REMBRANDT avait vingt-deux ans lorsqu'il griffonna sa première eau-forte. Ce fut du premier coup une oeuvre personnelle, souple, incisive et très supérieure à tout ce qu'il avait signé jusqu'alors. C'est un petit Portrait de sa Mère mesurant, au plus, sept centimètres, et qui figure dans le catalogue de Bartsch sous le n° 352. A ce moment, Rembrandt s'ignore. Il ne peut deviner qu'il sera pris, plus tard par cet art du graveur, au point de lui consacrer le meilleur de sa vie. Il s'essaye spontanément, sans arrière pensée, avec une belle audace juvénile, à jeter sur son cuivre une forme concrète et typique.
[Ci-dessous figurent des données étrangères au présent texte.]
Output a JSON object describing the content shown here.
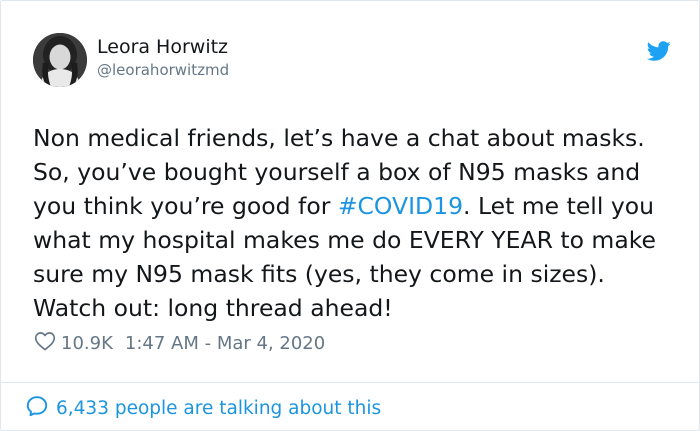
{
  "user": {
    "name": "Leora Horwitz",
    "handle": "@leorahorwitzmd"
  },
  "tweet": {
    "line1": "Non medical friends, let’s have a chat about masks.",
    "line2": "So, you’ve bought yourself a box of N95 masks and",
    "line3_before": "you think you’re good for ",
    "hashtag": "#COVID19",
    "line3_after": ". Let me tell you",
    "line4": "what my hospital makes me do EVERY YEAR to make",
    "line5": "sure my N95 mask fits (yes, they come in sizes).",
    "line6": "Watch out: long thread ahead!"
  },
  "meta": {
    "likes": "10.9K",
    "timestamp": "1:47 AM - Mar 4, 2020"
  },
  "conversation": {
    "label": "6,433 people are talking about this"
  },
  "icons": {
    "brand": "twitter-bird-icon",
    "like": "heart-icon",
    "reply": "speech-bubble-icon"
  },
  "colors": {
    "accent": "#1b95e0",
    "text": "#14171a",
    "muted": "#657786",
    "border": "#e1e8ed"
  }
}
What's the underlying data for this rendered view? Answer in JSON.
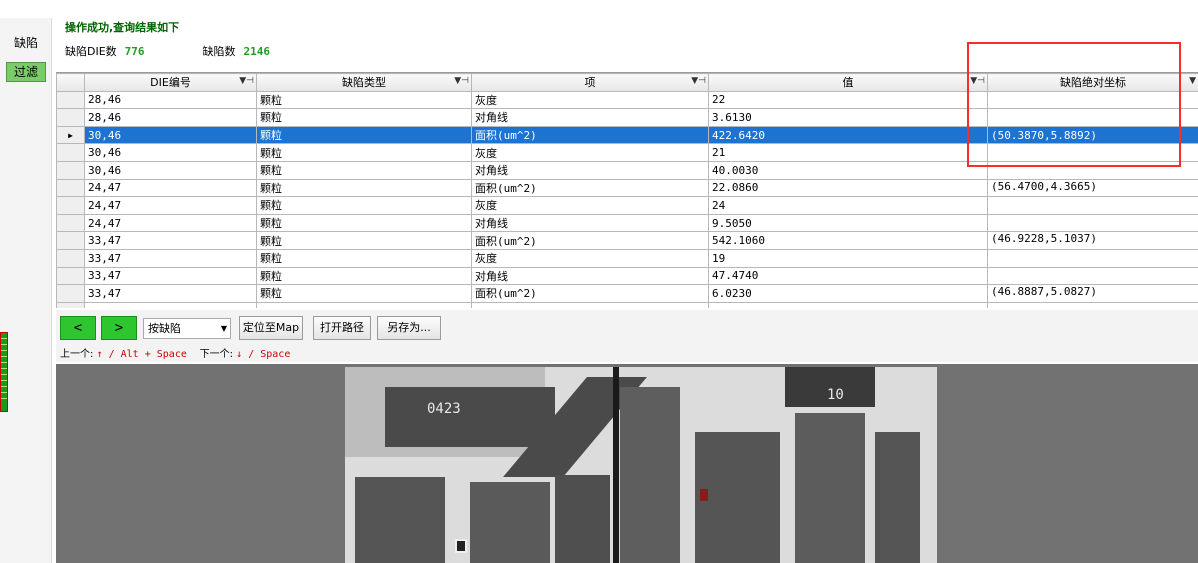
{
  "sidebar": {
    "tab_label": "缺陷",
    "filter_label": "过滤"
  },
  "header": {
    "status_message": "操作成功,查询结果如下",
    "die_count_label": "缺陷DIE数",
    "die_count_value": "776",
    "defect_count_label": "缺陷数",
    "defect_count_value": "2146"
  },
  "grid": {
    "columns": [
      "DIE编号",
      "缺陷类型",
      "项",
      "值",
      "缺陷绝对坐标"
    ],
    "rows": [
      {
        "die": "28,46",
        "type": "颗粒",
        "item": "灰度",
        "value": "22",
        "coord": ""
      },
      {
        "die": "28,46",
        "type": "颗粒",
        "item": "对角线",
        "value": "3.6130",
        "coord": ""
      },
      {
        "die": "30,46",
        "type": "颗粒",
        "item": "面积(um^2)",
        "value": "422.6420",
        "coord": "(50.3870,5.8892)",
        "selected": true
      },
      {
        "die": "30,46",
        "type": "颗粒",
        "item": "灰度",
        "value": "21",
        "coord": ""
      },
      {
        "die": "30,46",
        "type": "颗粒",
        "item": "对角线",
        "value": "40.0030",
        "coord": ""
      },
      {
        "die": "24,47",
        "type": "颗粒",
        "item": "面积(um^2)",
        "value": "22.0860",
        "coord": "(56.4700,4.3665)"
      },
      {
        "die": "24,47",
        "type": "颗粒",
        "item": "灰度",
        "value": "24",
        "coord": ""
      },
      {
        "die": "24,47",
        "type": "颗粒",
        "item": "对角线",
        "value": "9.5050",
        "coord": ""
      },
      {
        "die": "33,47",
        "type": "颗粒",
        "item": "面积(um^2)",
        "value": "542.1060",
        "coord": "(46.9228,5.1037)"
      },
      {
        "die": "33,47",
        "type": "颗粒",
        "item": "灰度",
        "value": "19",
        "coord": ""
      },
      {
        "die": "33,47",
        "type": "颗粒",
        "item": "对角线",
        "value": "47.4740",
        "coord": ""
      },
      {
        "die": "33,47",
        "type": "颗粒",
        "item": "面积(um^2)",
        "value": "6.0230",
        "coord": "(46.8887,5.0827)"
      },
      {
        "die": "",
        "type": "",
        "item": "",
        "value": "",
        "coord": ""
      }
    ]
  },
  "toolbar": {
    "prev_label": "<",
    "next_label": ">",
    "mode_select_value": "按缺陷",
    "locate_label": "定位至Map",
    "open_path_label": "打开路径",
    "save_as_label": "另存为...",
    "prev_hint_label": "上一个:",
    "prev_hint_keys": "↑ / Alt + Space",
    "next_hint_label": "下一个:",
    "next_hint_keys": "↓ / Space"
  },
  "viewer": {
    "label_a": "0423",
    "label_b": "10"
  },
  "colors": {
    "selection": "#1c73d2",
    "highlight": "#ff2a2a",
    "accent_green": "#2ec52e"
  }
}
Et voici que sans s'en douter, il a créé, des ce premier croquis, toutes les formes définitives de son graphisme de l'eau-forte!
Certes une eau forte de Rembrandt est assez belle en soi pour laisser une impression durable, malgré l'examen hâtif et très superficiel qu'il est d'usage de lui consacrer en marge d'une étude de son oeuvre de peintre., et c'est le privilège des œuvres de génie.
Mais cela suffit-il? Si le Maître a voué plus de temps à l'eau forte qu'à la peinture et s'il a réservé ses plus importantes compositions pour son art de prédilection., c'est, apparemment, qu'il avait senti combien ses moyens d'expression étaient plus adéquats à sa conception esthétique.
Étudier l'oeuvre de Rembrandt c'est essayer d'abord de démêler dans le chaos des catalogues, l'ordonnance originelle d'une production dont l'unité apparaîtrait, déjà, rien que dans le classement chronologique des pièces signées et datées par le maître.